I proceeded to the driver's side of the car and in some confusion was led gently to the other side. In a state of incoherence I sat in the seat and attempted to fit the seat belt which I did manage to figure out after a few attempts.
Then I started babbling and babbling and babbling
I described to reponsible adult how I felt and what I could remember about the operation. I described to reponsible adult how they used a brightly coloured torniquet, I described how I felt EXACTLY the same as before the operation and in all probablity was probably aware enough to drive
....... but it probably wouldn't be a good idea. How my lips felt numb, how my whole FACE felt numb, the colour of the walls and most of all how GOOD
Apparently I continued reiterating and repeating these highly intelligent pieces of observation incoherently for around fifteen minutes as we drove up the mountains towards home, responsible adult laughing all the way. I thought the laughter was at my highly witty and intelligent discourse but apparently it was directed at my resemblance to responsible adult's cockatiel parrot. I can't remember the trip back except for a quick stop at the chemist(drug store) to get some codeine, antibiotics and peroxide. I asked for some ice-cream and proceeded to dribble most of it down my shirt via numbed lips.
Next thing I knew I was on the couch and the ice cream was in the freezer. Responsible adult then went up to the store for groceries. I thought in the meantime, it would be a good idea to boil up some potatoes while I was alone. I had forgotten the "DO NOT COOK" directive on the "Things you should not do 24 hours after sedative surgey" fact-sheet.
Sharp knives, tungsten potato peelers and boiling water were thrown about with reckless and carefree abandon. Responsible adult returned half an hour later to a rather happy patient half asleep on the couch, a variety of cutting utensils spread about the kitchen and a pot of boiling potatoes on the stove.
My first post-op meal was that of the pie floater, a rather delicious South Australian delicacy made by placing a meat pie upside down in thick pea soup until it is soggy and covering it with tomato sauce (ketchup). It was soft and soggy just as the doctor ordered. Some ended up in my mouth and some on my shirt.

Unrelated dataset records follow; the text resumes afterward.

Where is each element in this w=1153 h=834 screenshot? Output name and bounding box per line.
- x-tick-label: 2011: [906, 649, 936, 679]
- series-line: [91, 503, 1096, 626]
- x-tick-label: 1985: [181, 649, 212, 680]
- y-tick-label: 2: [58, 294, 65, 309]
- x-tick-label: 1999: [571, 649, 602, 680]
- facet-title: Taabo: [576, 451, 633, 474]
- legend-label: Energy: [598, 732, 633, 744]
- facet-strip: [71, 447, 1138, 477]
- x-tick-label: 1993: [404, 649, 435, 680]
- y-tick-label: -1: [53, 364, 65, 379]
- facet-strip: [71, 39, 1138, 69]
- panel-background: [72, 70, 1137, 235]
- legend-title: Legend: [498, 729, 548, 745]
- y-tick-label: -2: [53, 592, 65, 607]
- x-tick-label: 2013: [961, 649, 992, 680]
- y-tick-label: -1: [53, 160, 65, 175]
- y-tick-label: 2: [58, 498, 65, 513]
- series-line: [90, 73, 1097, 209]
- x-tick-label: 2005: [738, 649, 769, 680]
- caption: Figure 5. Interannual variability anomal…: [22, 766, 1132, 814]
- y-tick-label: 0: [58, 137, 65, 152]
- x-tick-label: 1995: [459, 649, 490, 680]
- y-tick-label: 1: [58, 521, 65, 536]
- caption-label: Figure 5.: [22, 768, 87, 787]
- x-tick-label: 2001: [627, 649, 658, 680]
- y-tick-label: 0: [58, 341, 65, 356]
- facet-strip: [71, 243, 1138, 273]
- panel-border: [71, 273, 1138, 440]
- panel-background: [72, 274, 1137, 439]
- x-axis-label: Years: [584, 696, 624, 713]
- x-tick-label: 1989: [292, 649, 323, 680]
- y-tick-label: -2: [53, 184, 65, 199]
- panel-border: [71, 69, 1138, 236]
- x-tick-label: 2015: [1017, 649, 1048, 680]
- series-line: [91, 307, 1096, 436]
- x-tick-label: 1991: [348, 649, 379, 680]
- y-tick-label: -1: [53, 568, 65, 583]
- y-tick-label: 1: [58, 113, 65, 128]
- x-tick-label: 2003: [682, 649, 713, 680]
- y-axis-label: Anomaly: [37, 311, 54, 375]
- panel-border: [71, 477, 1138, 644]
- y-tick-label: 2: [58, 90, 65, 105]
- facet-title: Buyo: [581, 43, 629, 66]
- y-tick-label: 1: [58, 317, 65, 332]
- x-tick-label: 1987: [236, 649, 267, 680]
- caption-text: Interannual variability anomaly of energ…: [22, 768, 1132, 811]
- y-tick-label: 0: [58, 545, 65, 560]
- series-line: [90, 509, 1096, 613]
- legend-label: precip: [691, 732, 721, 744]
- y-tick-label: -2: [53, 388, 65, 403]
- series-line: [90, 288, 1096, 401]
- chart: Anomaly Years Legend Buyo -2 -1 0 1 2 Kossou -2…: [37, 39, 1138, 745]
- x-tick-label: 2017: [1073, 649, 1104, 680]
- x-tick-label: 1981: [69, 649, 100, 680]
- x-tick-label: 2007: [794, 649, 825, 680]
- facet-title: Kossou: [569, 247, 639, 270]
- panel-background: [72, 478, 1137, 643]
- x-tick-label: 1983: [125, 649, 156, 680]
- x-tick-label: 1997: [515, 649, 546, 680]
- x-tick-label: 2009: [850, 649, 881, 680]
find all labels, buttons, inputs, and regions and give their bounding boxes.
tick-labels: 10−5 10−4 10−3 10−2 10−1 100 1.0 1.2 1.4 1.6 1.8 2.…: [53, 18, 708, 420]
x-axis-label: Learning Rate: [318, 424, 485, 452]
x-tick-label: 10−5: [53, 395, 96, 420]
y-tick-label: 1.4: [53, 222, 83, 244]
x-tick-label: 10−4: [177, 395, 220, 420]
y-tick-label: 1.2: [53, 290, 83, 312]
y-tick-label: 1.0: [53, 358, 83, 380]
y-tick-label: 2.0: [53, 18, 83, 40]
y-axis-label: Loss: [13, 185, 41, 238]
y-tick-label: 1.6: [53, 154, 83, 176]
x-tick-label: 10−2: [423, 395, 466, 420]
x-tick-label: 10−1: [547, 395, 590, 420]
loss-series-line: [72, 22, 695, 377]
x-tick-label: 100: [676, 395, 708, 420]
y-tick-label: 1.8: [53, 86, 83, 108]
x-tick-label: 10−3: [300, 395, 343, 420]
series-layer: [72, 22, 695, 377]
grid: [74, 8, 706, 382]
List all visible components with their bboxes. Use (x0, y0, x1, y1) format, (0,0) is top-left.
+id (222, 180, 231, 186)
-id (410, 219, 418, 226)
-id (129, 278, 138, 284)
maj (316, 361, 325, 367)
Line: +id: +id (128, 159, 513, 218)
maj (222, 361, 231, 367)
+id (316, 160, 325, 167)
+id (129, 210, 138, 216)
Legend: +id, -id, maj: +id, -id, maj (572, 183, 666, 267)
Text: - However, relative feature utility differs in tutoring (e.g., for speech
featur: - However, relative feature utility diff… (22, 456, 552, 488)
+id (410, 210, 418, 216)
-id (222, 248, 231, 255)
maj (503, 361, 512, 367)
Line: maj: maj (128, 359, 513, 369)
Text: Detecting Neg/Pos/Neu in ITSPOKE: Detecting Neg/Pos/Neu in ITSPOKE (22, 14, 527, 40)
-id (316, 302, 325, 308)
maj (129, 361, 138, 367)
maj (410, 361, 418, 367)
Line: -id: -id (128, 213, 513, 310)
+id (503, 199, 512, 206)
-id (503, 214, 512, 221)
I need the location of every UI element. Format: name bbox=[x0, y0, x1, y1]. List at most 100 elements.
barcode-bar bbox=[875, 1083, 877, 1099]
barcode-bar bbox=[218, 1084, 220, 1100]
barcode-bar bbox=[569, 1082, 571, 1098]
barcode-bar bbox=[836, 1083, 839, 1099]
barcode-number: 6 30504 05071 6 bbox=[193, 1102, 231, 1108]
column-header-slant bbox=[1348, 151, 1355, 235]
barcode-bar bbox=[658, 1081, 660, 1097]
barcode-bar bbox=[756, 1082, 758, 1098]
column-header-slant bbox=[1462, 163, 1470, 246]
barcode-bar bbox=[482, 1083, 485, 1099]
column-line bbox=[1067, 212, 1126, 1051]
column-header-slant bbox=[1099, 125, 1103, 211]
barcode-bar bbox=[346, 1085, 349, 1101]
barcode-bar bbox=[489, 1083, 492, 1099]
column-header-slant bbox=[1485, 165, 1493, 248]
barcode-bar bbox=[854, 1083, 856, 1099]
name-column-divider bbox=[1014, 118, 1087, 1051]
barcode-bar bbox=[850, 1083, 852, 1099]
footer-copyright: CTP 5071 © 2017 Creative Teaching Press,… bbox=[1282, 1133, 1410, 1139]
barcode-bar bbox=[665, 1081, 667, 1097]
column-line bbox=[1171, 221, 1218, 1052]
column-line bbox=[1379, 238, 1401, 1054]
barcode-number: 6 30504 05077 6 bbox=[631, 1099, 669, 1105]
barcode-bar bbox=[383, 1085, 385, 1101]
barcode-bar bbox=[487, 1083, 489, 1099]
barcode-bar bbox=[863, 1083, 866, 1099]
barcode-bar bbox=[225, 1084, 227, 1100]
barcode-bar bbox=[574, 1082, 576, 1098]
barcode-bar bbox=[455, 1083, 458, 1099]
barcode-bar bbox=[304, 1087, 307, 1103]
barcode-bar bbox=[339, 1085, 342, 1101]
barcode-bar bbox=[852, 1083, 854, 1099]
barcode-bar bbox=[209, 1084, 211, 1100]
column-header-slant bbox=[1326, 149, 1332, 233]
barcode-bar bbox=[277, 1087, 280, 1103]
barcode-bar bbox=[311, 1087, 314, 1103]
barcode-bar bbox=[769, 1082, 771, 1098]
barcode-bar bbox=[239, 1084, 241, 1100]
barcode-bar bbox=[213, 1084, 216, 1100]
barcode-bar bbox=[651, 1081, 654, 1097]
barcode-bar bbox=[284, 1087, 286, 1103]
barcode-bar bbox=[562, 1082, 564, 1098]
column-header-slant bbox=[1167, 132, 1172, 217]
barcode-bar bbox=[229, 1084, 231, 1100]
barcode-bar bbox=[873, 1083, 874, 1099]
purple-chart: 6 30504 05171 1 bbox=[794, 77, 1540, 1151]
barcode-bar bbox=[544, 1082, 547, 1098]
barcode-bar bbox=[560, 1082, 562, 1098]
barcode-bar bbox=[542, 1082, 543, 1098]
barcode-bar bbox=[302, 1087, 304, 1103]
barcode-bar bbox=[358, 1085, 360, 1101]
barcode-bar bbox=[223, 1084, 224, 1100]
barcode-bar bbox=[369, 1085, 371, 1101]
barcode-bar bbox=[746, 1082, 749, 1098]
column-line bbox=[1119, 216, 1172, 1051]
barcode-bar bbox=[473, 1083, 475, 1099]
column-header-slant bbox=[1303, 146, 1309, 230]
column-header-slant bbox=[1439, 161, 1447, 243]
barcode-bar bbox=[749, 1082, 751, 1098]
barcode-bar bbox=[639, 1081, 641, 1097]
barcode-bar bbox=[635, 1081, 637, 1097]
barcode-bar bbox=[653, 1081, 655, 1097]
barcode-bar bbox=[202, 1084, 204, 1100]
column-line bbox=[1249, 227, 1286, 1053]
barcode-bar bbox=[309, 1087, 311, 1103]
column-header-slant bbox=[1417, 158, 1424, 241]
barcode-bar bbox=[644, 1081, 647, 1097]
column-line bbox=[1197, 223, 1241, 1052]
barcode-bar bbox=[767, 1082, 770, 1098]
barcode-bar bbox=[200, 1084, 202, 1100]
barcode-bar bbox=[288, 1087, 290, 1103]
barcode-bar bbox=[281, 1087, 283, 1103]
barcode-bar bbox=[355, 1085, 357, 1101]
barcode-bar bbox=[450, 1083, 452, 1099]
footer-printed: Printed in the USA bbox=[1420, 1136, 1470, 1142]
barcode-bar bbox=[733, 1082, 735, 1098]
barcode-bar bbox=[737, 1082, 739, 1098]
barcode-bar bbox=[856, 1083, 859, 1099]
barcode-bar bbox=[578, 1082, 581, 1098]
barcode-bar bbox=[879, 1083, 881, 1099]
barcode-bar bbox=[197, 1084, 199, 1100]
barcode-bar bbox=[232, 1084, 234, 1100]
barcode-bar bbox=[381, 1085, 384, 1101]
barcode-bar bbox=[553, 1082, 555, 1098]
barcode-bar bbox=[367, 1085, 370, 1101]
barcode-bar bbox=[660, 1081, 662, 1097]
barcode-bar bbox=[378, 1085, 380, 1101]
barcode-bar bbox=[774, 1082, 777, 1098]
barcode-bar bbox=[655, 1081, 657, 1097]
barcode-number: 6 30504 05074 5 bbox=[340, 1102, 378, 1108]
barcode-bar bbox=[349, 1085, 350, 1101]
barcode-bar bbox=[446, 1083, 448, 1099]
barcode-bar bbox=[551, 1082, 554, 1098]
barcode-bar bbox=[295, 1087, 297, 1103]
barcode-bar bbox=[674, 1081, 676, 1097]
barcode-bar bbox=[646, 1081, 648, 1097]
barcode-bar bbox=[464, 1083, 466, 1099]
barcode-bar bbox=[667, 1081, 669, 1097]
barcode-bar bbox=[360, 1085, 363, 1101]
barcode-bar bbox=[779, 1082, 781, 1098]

The rest of the night was a bit of a blur, time had become distorted.
This morning I woke up and inspected the surgeons work. A multitude of stitches and two gaping holes where the rogue wisdom teeth once resided. My jaw has swollen out like Brando's, the codeine has taken the edge off the pain leaving a dull thud, it hurts but it's a GOOD hurt, the area feels much better.
I can only remember a bit of the surgery taking place and can't remember much of yesterday. Most of the post op experience was related to me via responsible adult who regarded the whole ordeal as highly amusing. I can't believe I actually thought I could drive
..... which is still a bit of a worry.
I wonder if you can get six-packs of that sedative stuff?